Now, in this trivial example we obviously do not need a lot of exploration, since there is no obstacle to avoid. It is however a very good demonstration of the exploration/explotation dilemma.1
Having this tuning parameter lead to the obvious question: How big should the goal bias be? Is there an optimal value for it that is usable over a wide range of problem settings? Obviously, we do not only want to expand the trees towards the goal, as the direct way can be obstructed. However, if too little goal bias is used, we explore the domain unnecessarily long before finally reaching the goal.
How do the resulting paths with different goal biases look like for a simple rectangular obstacle in the middle of the environment?
2 For the optimizer, only the homotopy that we are in matters, the exact path is not that important here. We assume that the optimizer will converge to the same path in any case.
In addition, we take a brief look at the resulting path length, and the computation times of the solutions. Path length is a secondary (but interesting) factor here, since we are usually more interested in the homotopy of the path, and less the exact length, since the path is usually post processed (e.g. smoothed, a velocity profile is added) anyways2.
We see that, while the path tends to be ‘more optimal’ (=shorter, in this case), the worst case (and also the average) computation time goes up again if the goal bias is chosen too big. Conversely, if the goal bias is too small, the exploration phase goes on too long, and the paths tend to be a bit longer as well.

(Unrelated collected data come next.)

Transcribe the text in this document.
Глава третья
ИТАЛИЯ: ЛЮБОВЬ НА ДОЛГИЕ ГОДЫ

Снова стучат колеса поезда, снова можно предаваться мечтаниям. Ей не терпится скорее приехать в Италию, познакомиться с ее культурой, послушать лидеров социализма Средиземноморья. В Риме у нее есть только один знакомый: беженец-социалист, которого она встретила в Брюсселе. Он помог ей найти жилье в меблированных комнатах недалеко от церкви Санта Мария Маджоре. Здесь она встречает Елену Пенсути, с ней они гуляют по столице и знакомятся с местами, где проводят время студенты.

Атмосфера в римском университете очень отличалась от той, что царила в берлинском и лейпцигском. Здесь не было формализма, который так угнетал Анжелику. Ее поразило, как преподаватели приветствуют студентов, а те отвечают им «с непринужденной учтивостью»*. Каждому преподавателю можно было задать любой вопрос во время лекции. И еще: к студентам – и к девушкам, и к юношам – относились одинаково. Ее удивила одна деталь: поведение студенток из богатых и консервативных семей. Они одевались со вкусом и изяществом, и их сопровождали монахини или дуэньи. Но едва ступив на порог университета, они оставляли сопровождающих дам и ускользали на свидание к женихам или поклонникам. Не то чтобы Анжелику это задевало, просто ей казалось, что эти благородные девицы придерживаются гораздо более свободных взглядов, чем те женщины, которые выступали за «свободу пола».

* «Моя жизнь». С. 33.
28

3 All experiments were run 100 times for each goal bias. Everything was implemented in python, meaning that it is generally slow (but all experiments are equally slow, so they are compareable).
Ideally, we would look at all possible environments, and planning problems, and run tests on them. Since that is not possible, we try to look at a few different ones3 (hopefully covering some interesting cases):
- A masspoint in an 2D environment with random obstacles
- A masspoint in an 2D environment with a narrow passage off center
- A rigid (L-formed) body in an 2D environment with a narrow passage off center (leading to a 3D problem, with a narrow passage)
- A robotic arm with 3 joints on an axis (i.e. a 4D problem)
- A 6 dimensional masspoint with a (6d)cube in the middle of the environment
We look at the average and the middle quantile (i.e. 25%-75%) of the data of the resulting path length and computation times. Additionally, we plot ‘all data’, i.e. the 5%-95% interval, meaning we get rid of extreme outliers here.
Generally, we are mostly interested in the worst case scenario, not really in the average. It is left to say that this represents the worst case scenarios that occurred during my runs - since it is a probabilistic algorithm, it is always possible to get something even worse with an awful runtime. However, the relations between the different goal biases give a good indicator of how the algorithms tend to perform.
In all of the examples, it is obvious that the extreme values for \(p\) are not exactly a great idea. Additionally, the narrow corridor example shows that there is a benefit in having a tendency for more exploration in case tight passages are present in the path planning problem.
There are a couple of things to keep in mind here:
- None of the examples are really high dimensional problems. Working with e.g. multiple agents, or doing kinodynamic planning leads to higher dimensionalities quickly, and possibly different problems/conclusions
- Other versions of RRT exist - as such a basic RRT implementation can almost always be outperformed by e.g. a bidirectional version of RRT, or a more informed planner.
- More sophisticated versions of goal biasing were not tested. It might be best to first use a very low bias to facilitate good initial exploration, and then gradually increase it to go towards the goal more quickly (hopefully).
In general, it seems to be the case that we want to choose a goal bias of around 5-15% to be safely away from extremely bad performance. However, it is usually possible to run the problem a few times before hand with various parameter settings - meaning it is possible to do this analysis briefly before actually deploying/using the algorithm.